The Modulation Page really can help you get things moving. It features both an LFO and Step Modulator. Again, the distinction between oscillators really comes to the fore, with the ability to apply modulation to both or individually. There’s probably not as much depth here as on the original (which was famed for its mod options), but there is a decent-enough amount to get filter action, LFO shaping and plenty of pitch movement going, all contributing to more dynamic sounds overall.
The FX section is simply great – with easy controls, some big drama to be had and some very distinctive effects. Thorus is a simple chorus effect and Drive will give you some nice saturation; Ensemble fattens the sound up nicely, whereas both the delay and reverb add interest and a lovely broad sheen. It’s simple but very effective, and all controls are MIDI mappable for extra control.
Finally, the Arp section offers some more melodic movement. Again, what is cool here is that you can apply the arpeggiator to both or individual oscillators so you can have, for example, nice lush string timbres that include a lot of movement as you play. And also like the effects and modulation sections, there are just a few controls to get your head around, but enough to create lots of drama.
Overall, we’re obviously talking ‘analogue’ in terms of sound, but there’s some real beef here. There is a broad range of sounds, from real to very classic and 80s, but there are also many with new twists. In the main, though, there is an attitude and punch; that’s partly down to the ability to apply just about everything very easily to individual oscillators or both mixed together, and it’s partly down to the ability to quickly change your source material.
What also helps you stretch the sonics in both breadth and depth is the ease of use in every section. Those wanting a true Voyetra 8 – and the complexities that came with it – might have to look elsewhere, or even attempt to get the original hardware. This is more like a ‘best of’ – you get plenty of waveforms and samples as source material, and some easy controls to change them, plus lots of fun along the way doing just that and adding dynamics and great effects.
You also don’t have to worry about any limitations of the original hardware, so forget any polyphonic considerations.

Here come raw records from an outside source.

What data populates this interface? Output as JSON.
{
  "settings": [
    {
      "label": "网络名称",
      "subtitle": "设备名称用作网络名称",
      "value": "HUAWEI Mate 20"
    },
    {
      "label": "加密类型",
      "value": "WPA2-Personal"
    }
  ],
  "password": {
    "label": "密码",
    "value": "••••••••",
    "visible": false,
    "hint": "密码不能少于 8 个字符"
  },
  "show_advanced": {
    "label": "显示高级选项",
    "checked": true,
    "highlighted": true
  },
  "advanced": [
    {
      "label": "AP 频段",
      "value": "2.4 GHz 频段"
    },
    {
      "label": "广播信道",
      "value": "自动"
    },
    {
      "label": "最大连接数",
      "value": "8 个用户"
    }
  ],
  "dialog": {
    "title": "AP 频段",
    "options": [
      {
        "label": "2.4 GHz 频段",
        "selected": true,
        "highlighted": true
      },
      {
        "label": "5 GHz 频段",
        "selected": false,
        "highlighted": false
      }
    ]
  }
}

What was already a big sound on the original can now be absolutely huge. Great value, too.
Do I really need this?
If I’m completely honest, you’ll probably already have a lot of what PX V8 does in one or more of the VA-type synths that come bundled with your DAW. But there’s something big, cumbersome and beautiful about the original synth (and UVI’s re-imagining of it) that sets it apart. Certainly, if you want to have just about every interesting synth ever made, then this is about the best way of getting a version of Voyetra 8 that is both workable and full of attitude.
- Re-imagining of a classic American analogue synth
- 8.61GB download
- 404 presets, 25,696 samples
- 10 categories including bass, brass, keyboards, leads, misc, organs, pads, poly, strings and waveforms
- Runs in UVI Workstation version 3.0.4+, and Falcon version 1.6.4+ (Audio Units, AAX, VST, standalone)
- Requires macOS 10.8 to macOS 10.14 Mojave (64-bit); Windows 8 to Windows 10 (64-bit); 4GB RAM (8GB recommended)
- Free iLok account required (3 activations per licence on any combo of machines)
Samples From Mars
Voyetra From Mars
This is one of the few attempts at capturing the sound and girth of an original. You get a 2.5GB sample download containing 45 multi-sampled instruments for Ableton, Kontakt, Logic and Reason.
Raw Analogue Voyetra 8
About the only other attempt we could find is another Kontakt-based sample collection, this time with over 5GB of raw material, and 35 instruments covering drums, effects, bass, chorus pads, and unison sounds.